Anemia makes everything harder. It reduces the oxygen-carrying capacity of your blood, so normal activities feel more effortful. The fatigue from anemia is distinct from sleep deprivation: it’s a bone-deep exhaustion that doesn’t improve much with rest. A simple blood test can check your hemoglobin and ferritin levels. Many guidelines recommend screening at four to eight weeks postpartum, but if you’re struggling with severe fatigue, it’s reasonable to ask sooner.
Thyroid Problems After Delivery
Postpartum thyroiditis affects 5% to 10% of people after birth and is an often-overlooked cause of crushing fatigue. The condition typically moves through two phases. An initial overactive thyroid phase can cause fatigue and anxiety, followed by an underactive phase that brings low energy, weight gain, cold intolerance, and depression. Because these symptoms overlap so heavily with “normal” new-parent exhaustion, thyroid problems frequently go undiagnosed for months.
The underactive phase is particularly easy to dismiss. Feeling cold, sluggish, and gaining weight while breastfeeding can seem like just another part of postpartum life. A thyroid panel is a straightforward blood test, and it’s worth requesting if your fatigue is severe, worsening over time, or accompanied by unusual weight changes or mood shifts.
Practical Ways to Manage the Fatigue
You can’t eliminate the biological cost of breastfeeding, but you can stop it from compounding unnecessarily. Eating enough is the simplest intervention most people overlook. Those extra 330 to 400 calories don’t need to come from elaborate meals. Calorie-dense snacks you can eat one-handed while nursing (nuts, cheese, granola bars, avocado toast) close the gap without requiring extra prep time.
Keep water within arm’s reach of every spot where you regularly feed. Many parents find they’re intensely thirsty during letdown, which is your body signaling a real need. A large water bottle at your nursing station is a small change that makes a measurable difference.

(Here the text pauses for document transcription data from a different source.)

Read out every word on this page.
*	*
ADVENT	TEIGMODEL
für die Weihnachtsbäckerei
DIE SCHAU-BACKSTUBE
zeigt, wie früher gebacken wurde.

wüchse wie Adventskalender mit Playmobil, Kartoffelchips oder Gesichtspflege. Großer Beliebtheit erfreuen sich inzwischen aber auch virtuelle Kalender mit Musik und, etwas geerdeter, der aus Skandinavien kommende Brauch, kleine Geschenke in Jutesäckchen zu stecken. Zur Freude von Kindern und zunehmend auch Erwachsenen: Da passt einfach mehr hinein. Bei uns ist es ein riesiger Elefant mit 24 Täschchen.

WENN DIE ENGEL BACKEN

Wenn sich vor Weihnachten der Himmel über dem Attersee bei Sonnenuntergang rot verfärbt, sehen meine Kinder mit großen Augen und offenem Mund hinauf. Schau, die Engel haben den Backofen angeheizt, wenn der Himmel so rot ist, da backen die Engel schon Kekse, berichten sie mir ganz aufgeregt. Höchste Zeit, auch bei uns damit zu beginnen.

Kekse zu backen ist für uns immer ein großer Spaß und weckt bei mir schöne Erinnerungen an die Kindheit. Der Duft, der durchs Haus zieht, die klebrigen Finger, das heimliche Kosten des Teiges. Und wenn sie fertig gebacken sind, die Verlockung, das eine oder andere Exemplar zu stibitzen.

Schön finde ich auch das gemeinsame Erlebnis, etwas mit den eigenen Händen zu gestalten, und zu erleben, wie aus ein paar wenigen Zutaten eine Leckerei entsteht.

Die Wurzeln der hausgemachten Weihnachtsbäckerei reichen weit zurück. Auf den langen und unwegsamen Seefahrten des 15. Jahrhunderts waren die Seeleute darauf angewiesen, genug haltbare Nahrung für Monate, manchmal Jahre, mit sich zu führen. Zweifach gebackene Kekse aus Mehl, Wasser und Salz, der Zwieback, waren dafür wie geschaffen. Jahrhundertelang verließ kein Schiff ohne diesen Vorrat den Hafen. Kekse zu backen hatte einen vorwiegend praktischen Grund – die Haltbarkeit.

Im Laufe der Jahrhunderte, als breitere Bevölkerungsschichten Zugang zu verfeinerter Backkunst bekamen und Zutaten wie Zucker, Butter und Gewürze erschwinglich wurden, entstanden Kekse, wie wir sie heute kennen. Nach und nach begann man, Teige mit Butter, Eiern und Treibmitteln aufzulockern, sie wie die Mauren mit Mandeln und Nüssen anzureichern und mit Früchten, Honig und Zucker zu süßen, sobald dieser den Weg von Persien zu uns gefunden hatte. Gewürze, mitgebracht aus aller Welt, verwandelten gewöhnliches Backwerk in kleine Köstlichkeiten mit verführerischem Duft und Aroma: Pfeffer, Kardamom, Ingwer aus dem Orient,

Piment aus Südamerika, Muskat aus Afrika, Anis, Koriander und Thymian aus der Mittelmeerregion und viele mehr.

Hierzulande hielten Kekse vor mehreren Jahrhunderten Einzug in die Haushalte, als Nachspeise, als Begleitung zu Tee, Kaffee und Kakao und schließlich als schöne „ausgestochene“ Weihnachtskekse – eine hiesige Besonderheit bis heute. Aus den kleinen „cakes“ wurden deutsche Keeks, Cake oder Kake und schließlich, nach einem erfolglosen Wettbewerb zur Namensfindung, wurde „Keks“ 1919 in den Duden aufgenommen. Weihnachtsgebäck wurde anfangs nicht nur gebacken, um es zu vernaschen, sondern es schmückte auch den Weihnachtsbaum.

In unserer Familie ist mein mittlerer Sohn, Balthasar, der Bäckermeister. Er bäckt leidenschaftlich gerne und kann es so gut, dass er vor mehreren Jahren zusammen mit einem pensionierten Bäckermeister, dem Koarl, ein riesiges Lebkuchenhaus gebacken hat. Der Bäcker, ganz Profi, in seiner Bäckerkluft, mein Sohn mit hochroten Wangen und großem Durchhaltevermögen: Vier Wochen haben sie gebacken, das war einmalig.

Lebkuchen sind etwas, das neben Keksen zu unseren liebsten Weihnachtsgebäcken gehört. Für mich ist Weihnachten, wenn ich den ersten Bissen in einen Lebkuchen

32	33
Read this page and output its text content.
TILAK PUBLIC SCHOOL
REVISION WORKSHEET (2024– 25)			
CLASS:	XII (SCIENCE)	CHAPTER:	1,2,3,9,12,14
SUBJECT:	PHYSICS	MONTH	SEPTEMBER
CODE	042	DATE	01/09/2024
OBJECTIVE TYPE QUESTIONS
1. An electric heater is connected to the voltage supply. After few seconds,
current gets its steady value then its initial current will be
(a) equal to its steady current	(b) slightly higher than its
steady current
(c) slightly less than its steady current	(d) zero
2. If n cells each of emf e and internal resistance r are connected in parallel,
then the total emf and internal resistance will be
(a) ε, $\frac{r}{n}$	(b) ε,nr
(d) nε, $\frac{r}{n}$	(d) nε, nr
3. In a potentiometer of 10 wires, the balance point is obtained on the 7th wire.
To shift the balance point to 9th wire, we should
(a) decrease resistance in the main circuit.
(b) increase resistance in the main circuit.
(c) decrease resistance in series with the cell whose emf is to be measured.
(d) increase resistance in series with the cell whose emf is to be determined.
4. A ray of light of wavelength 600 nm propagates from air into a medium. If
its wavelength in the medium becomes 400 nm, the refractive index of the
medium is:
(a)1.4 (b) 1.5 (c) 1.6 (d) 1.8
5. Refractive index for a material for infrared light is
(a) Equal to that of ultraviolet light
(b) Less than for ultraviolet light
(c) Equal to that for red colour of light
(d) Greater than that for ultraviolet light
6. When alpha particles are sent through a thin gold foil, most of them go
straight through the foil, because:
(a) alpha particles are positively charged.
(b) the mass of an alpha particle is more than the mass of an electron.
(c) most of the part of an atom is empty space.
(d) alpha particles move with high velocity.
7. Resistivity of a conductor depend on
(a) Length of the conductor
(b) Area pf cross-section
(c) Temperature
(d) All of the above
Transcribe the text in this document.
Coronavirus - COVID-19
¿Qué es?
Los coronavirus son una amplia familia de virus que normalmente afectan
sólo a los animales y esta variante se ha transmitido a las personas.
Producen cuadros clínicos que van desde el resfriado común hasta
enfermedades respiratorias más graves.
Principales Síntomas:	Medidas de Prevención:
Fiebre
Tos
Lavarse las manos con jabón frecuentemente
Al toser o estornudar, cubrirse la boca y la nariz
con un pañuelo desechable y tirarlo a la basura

If you’re following a vegetarian or vegan diet, a B12 supplement is essential during lactation, not optional. For everyone, a postnatal vitamin that includes iron, iodine, and vitamin D provides a safety net against the most common deficiencies that drive fatigue. If you’ve been exhausted for weeks and sleep improvements aren’t helping, asking for bloodwork to check your iron stores and thyroid function can rule out or catch medical causes that have straightforward treatments.